Earth would experience uncontrollable fires! The halophiles are salt-loving microbes, found in hypersaline springs and lagoons and salt flats, like those that border San Francisco Bay. They may be observed as a pinkish tinge in a salt flat, a color that results from pink pigments carotenoids) that allow them to tolerate intense sunlight. These microbes require sunlight to carry out a form of non-oxygenic photosynthesis (using bacteriorhodopsin, a bacterial photosynthetic pigment) that allows them to synthesize the energy-carrying molecule, ATP. Otherwise, halophiles respire oxygen and are considered heterotrophs.

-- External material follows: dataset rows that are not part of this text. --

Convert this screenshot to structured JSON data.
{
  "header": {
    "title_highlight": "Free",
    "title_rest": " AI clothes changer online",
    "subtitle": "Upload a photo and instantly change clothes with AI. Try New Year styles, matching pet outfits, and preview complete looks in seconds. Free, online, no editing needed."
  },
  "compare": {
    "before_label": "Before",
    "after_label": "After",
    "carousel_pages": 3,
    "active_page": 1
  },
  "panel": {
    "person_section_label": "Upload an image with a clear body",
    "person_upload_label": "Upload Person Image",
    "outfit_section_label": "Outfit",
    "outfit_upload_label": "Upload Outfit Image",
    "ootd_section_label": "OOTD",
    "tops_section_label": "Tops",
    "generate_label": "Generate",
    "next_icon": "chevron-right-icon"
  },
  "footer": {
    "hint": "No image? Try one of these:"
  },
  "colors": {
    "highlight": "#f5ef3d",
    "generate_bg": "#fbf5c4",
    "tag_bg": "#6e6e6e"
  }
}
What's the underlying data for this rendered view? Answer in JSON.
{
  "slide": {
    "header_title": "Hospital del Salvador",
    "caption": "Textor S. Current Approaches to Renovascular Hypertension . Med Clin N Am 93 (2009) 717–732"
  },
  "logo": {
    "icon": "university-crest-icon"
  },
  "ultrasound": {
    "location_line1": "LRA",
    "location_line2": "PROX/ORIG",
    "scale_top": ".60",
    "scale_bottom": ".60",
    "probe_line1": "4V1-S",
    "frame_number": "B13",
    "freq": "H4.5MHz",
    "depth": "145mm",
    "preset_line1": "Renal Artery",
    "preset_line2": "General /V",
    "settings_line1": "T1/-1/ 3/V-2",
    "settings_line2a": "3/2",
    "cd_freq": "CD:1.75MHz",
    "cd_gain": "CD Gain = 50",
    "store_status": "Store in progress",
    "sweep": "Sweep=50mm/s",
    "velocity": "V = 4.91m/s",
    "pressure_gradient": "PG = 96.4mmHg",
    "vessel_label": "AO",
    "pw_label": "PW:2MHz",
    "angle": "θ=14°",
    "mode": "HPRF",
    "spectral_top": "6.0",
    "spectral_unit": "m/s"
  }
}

Both groups also include pelagic Archaea of which little is known. The contrast between these free-living water column forms and the extreme forms tells us we have much more to learn about the physiology and ecology of these microbes. Clearly, these microbes extend their range beyond extreme habitats and make use of alternative energy sources and metabolic pathways. Pelagic non-thermophilic crenarchaeota may comprise up to 20% of all the world’s ocean picoplankton (organisms with a size range from 0.2 - 2 μm) (Karner et al., 2001).